Three years later, at the same place where the Twin first stood, Edwards built the Atlantic Palace, making it the flagship of his more than 425 screens in Southern California at the time. Neon lights, gold columns and large red curtains in the cinemas were the hallmarks of the movie watching experience at Edwards.
 
1954/55 I saw the original Frankenstien, got so scared ran up the aisle out to the lobby…looking to see if he was catching up with me. Ran into a woman and her kids and popcorn and soda went all over. — Chuey Elizondo commented on 3.11.2011
 
But when Edwards died in 1997 at the age of 90, the success of his theaters went with him. Three years later Edwards Cinemas filed for bankruptcy, after his sons rapidly expanded the chain, according to a 2000 Daily News article. The Regal Entertainment Group, headquartered in Knoxville, Tennessee, acquired Edwards Cinemas AND the Atlantic Palace. While most Edwards Theaters changed their names, the flagship theater on Atlantic was allowed to retain its name. 
 
Photo by Nathan Solis
 
The Edwards Cinemas long run ended this year when the building was sold to the County. In February, the staff at the theater were reduced to a skeleton crew and the price of admission was dropped to $3. By July the gold columns and bright red marquee of the Atlantic Palace were all that remained, as the remnants of the building rattled and shook with each hit from a bulldozer.
 
The Alhambra Theater, circa 1939.For 72 years Alhambra was hope to a theater with the Edwards name which resulted in countless memories. I will never forget waiting in line to watch Batman Returns. There is 6-year old me, standing next to my father, both of us covered in Batman stickers that an usher gave us when we got our tickets.
 
I drove back to the Edward 10 site and just stood on the sidewalk. So many memories there, so much joy, so much adventure, and so much popcorn and candy. I loved that place. It was a part of me. — Bill commented on 8/7/2011
 

3 thoughts on “Demolition Day at the Edwards Atlantic”

  1. Wow, did not realized it was there since 1939. Used to go there in late 90s, when there were a boba store and a baseball-card shop next to it.

    There was another smaller and lesser known Edward Theater near Alhambra High School also, but I forgot exactly where (maybe behind the “Mervyn” lot).

  2. Great article! There was a time when it was pretty cheap to go to the movies, only the food was expensive. Now, I refuse to pay those obscene prices. Anyway, thanks again.

    1. Check out the Laemmle Theatre group. Buy the Premiere card (minimum $100), which allows you to see movies M-Th before 6:00 p.m. for $6 (and seniors pay $5 on Wednesdays before 6:00); food and drinks are discounted, too; there are student discounts on the weekends; free popcorn on Thursdays. Premiere cardholders are invited to frequent free previews at its various locations and has other perks. Laemmle also has a Frequent Movie-Goer card available for $150, which gives you entry to 25 movies (that’s $6 each).

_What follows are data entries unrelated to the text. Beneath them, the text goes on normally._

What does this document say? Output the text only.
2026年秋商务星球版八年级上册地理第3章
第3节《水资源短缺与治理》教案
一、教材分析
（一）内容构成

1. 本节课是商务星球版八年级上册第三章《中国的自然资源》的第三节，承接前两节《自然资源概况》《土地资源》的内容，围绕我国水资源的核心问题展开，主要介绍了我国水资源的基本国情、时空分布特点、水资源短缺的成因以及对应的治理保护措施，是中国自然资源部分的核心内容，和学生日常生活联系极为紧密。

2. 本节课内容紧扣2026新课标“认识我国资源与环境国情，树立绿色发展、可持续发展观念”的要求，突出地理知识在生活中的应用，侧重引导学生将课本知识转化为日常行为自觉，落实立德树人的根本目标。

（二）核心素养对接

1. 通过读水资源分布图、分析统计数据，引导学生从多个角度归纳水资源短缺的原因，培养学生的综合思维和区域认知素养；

      Regal Entertainment Group, which operates the Alhambra Renaissance theater on Garfield and Main, charges $6 on Tuesdays and Sundays. Regal also has a free movie-goers’ card that offers discounts. I saw “Birdman” for $6 a couple of nights ago at a Regal theater in West Covina.

      The Regent Academy on Colorado Blvd. in Pasadena charges $2 every day before 6:00 p.m.

      If you’re diligent, you definitely CAN go to the movies for about half the posted prices.